A história é simples: Auggie, o protagonista, nasceu com graves deformações. Sobretudo, o seu rosto impressiona. Os primeiros anos são passados em casa, em regime de home schooling. Por fim, chega o momento de ir para a escola. E ele é um rapaz diferente, muito diferente…
Claro que as considerações à volta do bullying serão as mais evidentes: como ajudar as crianças a saírem dum círculo em que parece quase obrigatório pôr de parte um colega. Fica patente que a solução não se alcança por decreto, apesar da prudência e talento do diretor da escola. Também não é de um dia para o outro que uma criança consegue sair do seu círculo mais íntimo para conviver naturalmente com quem os outros desprezam ou receiam. Neste caso, Auggie é simpático, esperto e «boa pessoa». Assim, vai conseguindo conquistar corações, elevando o nível moral de alguns dos colegas que, por um misto de admiração e compaixão por ele, acabam por ultrapassar as resistências para serem verdadeiramente seus amigos.
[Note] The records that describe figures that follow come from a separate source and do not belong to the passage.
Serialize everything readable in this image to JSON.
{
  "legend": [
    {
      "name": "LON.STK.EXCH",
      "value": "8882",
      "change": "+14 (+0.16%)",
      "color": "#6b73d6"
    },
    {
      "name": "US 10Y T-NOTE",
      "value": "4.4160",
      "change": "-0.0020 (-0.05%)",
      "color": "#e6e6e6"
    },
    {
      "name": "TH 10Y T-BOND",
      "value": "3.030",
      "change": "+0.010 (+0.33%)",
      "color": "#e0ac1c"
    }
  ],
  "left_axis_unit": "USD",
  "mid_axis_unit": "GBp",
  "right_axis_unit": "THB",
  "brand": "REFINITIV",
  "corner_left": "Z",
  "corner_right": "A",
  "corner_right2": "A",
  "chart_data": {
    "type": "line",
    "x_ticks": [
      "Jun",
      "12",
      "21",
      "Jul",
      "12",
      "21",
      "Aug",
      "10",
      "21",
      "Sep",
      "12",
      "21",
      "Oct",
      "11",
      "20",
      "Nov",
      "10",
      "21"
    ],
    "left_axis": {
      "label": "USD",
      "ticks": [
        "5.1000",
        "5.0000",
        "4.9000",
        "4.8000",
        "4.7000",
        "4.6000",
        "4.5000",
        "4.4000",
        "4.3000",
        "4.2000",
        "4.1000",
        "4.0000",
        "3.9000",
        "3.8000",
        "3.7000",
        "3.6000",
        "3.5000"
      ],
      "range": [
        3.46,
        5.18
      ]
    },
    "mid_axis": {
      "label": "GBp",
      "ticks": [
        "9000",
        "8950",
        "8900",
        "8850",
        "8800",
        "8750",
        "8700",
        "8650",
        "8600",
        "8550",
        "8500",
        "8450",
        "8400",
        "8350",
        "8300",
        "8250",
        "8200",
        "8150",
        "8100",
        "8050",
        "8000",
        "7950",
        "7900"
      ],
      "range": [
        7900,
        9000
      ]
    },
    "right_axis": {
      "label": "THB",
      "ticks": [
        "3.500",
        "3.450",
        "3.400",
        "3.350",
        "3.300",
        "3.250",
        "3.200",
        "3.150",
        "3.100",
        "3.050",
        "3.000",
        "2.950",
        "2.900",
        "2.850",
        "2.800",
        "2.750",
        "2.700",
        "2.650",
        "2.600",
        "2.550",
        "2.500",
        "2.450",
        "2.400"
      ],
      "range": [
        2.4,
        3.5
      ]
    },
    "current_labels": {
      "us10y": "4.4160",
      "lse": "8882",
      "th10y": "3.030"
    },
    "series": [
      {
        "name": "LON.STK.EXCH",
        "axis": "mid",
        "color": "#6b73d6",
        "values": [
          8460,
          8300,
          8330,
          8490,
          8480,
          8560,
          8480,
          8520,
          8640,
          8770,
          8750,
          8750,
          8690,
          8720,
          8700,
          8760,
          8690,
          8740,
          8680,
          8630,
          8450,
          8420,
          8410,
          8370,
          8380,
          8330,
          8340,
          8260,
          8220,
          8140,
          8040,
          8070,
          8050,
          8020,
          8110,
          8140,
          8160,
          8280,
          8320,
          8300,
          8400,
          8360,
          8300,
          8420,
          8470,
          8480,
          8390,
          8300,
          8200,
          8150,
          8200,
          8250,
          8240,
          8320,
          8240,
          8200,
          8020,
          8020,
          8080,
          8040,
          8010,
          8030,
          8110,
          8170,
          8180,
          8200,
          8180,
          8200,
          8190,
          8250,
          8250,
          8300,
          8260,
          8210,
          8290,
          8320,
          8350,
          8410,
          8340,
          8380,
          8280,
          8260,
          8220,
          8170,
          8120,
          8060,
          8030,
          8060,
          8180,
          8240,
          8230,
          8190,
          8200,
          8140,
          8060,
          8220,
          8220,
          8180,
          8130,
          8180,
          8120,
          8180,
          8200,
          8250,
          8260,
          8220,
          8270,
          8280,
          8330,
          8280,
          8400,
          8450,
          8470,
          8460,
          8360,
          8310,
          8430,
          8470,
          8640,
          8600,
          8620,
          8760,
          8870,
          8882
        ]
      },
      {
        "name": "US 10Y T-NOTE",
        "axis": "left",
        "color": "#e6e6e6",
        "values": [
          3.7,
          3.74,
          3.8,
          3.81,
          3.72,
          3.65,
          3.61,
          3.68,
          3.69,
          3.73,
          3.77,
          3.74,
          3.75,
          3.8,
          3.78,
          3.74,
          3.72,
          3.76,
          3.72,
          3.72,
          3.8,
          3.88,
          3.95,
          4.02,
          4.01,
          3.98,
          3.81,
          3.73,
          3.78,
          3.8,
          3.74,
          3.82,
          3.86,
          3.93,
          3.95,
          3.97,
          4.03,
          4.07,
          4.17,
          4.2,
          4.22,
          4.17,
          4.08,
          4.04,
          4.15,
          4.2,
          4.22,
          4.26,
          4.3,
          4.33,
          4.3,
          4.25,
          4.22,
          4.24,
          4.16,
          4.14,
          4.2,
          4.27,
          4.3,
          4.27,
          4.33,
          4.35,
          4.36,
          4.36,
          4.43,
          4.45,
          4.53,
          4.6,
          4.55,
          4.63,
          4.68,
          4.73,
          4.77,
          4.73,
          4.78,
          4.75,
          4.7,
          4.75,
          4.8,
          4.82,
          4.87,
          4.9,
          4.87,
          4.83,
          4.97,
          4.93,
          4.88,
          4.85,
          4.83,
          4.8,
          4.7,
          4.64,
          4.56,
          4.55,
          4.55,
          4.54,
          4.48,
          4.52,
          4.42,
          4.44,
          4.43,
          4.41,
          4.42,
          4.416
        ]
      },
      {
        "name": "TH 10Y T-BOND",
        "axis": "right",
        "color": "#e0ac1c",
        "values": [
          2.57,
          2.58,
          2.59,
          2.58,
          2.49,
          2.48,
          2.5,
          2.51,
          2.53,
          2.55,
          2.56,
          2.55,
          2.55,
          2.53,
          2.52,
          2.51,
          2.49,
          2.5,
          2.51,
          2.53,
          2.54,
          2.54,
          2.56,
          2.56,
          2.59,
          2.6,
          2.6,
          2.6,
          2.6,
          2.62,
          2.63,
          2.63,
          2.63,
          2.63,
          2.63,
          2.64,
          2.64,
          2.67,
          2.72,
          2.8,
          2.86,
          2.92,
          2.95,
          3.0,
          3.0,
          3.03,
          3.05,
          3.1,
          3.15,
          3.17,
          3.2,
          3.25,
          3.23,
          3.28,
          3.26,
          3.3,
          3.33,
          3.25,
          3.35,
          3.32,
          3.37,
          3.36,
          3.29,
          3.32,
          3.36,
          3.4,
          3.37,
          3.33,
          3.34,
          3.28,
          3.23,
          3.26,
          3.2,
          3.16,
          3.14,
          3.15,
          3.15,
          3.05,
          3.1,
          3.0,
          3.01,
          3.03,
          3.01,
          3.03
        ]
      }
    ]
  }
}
Assim sucede com Jack, apesar de que, pareça recuar nessa amizade, com um comentário dolorosamente traiçoeiro no dia do Halloween. O modo como Jack ultrapassa o compreensível afastamento de Auggie, através dum jogo de computador, é um grande momento do filme. Também Summer, uma jovem colega, é capaz de sair do seu círculo de amigas para ser uma genuína amiga de Auggie. A sua grandeza de ânimo vem ao de cima um dia no refeitório. Porquê? Fica a pergunta.
Muito sugestivo o lugar que a irmã de Auggie, Via, ocupa na família, secundarizada pelos pais pelo compreensível excesso de atenção dado ao filho deforme. A sua relação com os pais, sobretudo com a mãe – magnífica Julia Roberts – é muito interessante. Ainda que no início do filme nos pareça uma rapariga quase autossuficiente, rapidamente se apresenta como o que realmente é: uma adolescente, com incertezas e sofrimentos ocultos pela falta de atenção dos pais. O filme não poderia ser mais realista neste aspeto. Isabel, a mãe, apercebe-se do sofrimento da filha e rapidamente lhe propõe momentos de uma agradável cumplicidade.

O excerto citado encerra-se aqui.